Meet Dancer A–Let’s call her Miz Diva. She’s all about the money, isn’t she? Her web site is just over the top, full of exaggerated claims about her classes (become a pro in 3 easy lessons!) and her experience–”I’ve been teaching for 47 years” (oh really, so why does your photo look like you’re in your 20′s–either the photo is reaaally old, or you haven’t been teaching that long.) Miz Diva doesn’t like competing with other teachers or other styles. She posts flyers all over town, even in places that make no sense. She is constantly name dropping all the famous dancers she knows. Her bio lists every show she’s performed in since 1967 (okay, maybe she has been teaching that long. Time for a new photo, sweetie!) She undercuts other performers in the area and basically treats people like dirt.
No one wants to be like that. In an effort to NOT appear Diva-esque, many dancers subconsciously opt for the opposite extreme.
Dancer B–Let’s call her Miss Shrinking Violet. She doesn’t advertise her classes, even though she’s an excellent teacher. She is afraid to tell people what she does because she thinks people will get the wrong idea. When she’s asked for a bio at a workshop performance, she downplays all her accomplishments. She has no website because people might see it and (gasp) actually contact her. Then what would she do? There are no deep-seated self esteem or confidence issues, really. She is a beautiful dancer, and she knows it. But she’s been brought up to be modest. Don’t brag. Don’t call attention to yourself. (I think most of us can relate to that.)
Okay, these are both exaggerations, but do they sound at all familiar? And how’s this for unfair? Miz Diva uses obnoxious tactics. She reminds everyone of a stereotypical used car salesman–but her classes are full and her side businesses thrive. Not because they are better than Miss Violet’s…but because no one knows there’s anything else out there.
Imagine for a moment you’ve never had a belly dance class in your life, but you are curious and would like to take a beginner’s lesson. Who are you going to go to? Miz Diva, of course, because her flyers are everywhere. You don’t know any better. Wouldn’t you be happier if you had a choice of several classes to try out? Maybe Miss Violet’s class would be a better fit for you. Maybe her studio is on your side of town, and she offers a lunchtime class.
By not advertising your business, by not marketing, you’re depriving people of choice.
If you’re a vendor and you don’t have a web site, you’re depriving someone halfway across the country from getting that perfect costume they’ve been searching for.
If you’re a performer and you don’t market yourself, you’re depriving a restaurant owner of the opportunity to hire you and bring in more business for himself.

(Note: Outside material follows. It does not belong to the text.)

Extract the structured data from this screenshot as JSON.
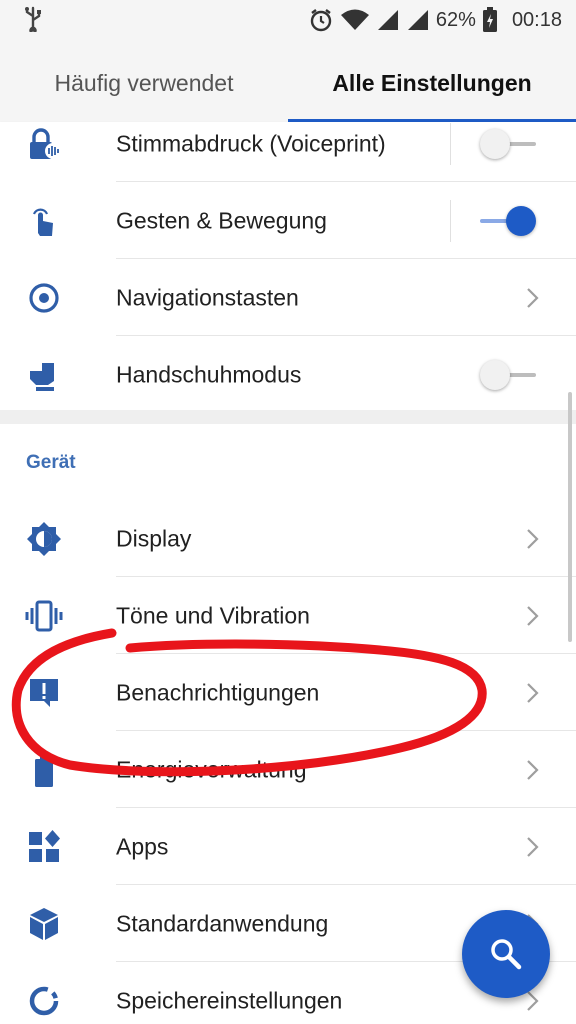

So, what if there were another way? What if there were some middle ground in marketing?
Meet Dancer C–Miss Dependable, Miss Excellence in Dance, Miss Confident in Her Own Abilities. She posts flyers in appropriate places. She has business cards available at her restaurant gigs. She has a web site with links to her eBay store. She runs a special Tribe page for dancers in her local area. In other words, she markets herself–but she does so with dignity. Unlike the pushy Miz Diva, she advertises in appropriate places (where her target market is likely to be.) She isn’t obnoxious. She doesn’t exaggerate her claims. She doesn’t badmouth other dancers or prevent her students from taking classes away from her school. She is well-loved in the community and around the region.
In order to be successful in this (or any) business, you have to get over the idea that marketing and sales are sleazy or underhanded or undesirable. If you have a good product or service, you are doing the public harm by not getting the word out. You’re also doing the industry harm, because we all become better in the face of competition.
Most people know they need to market. They know it’s important. They even know it can be done without the hype and bluster. But they put it off.
It’s a mindset issue that every business owner has to overcome if she’s going to succeed.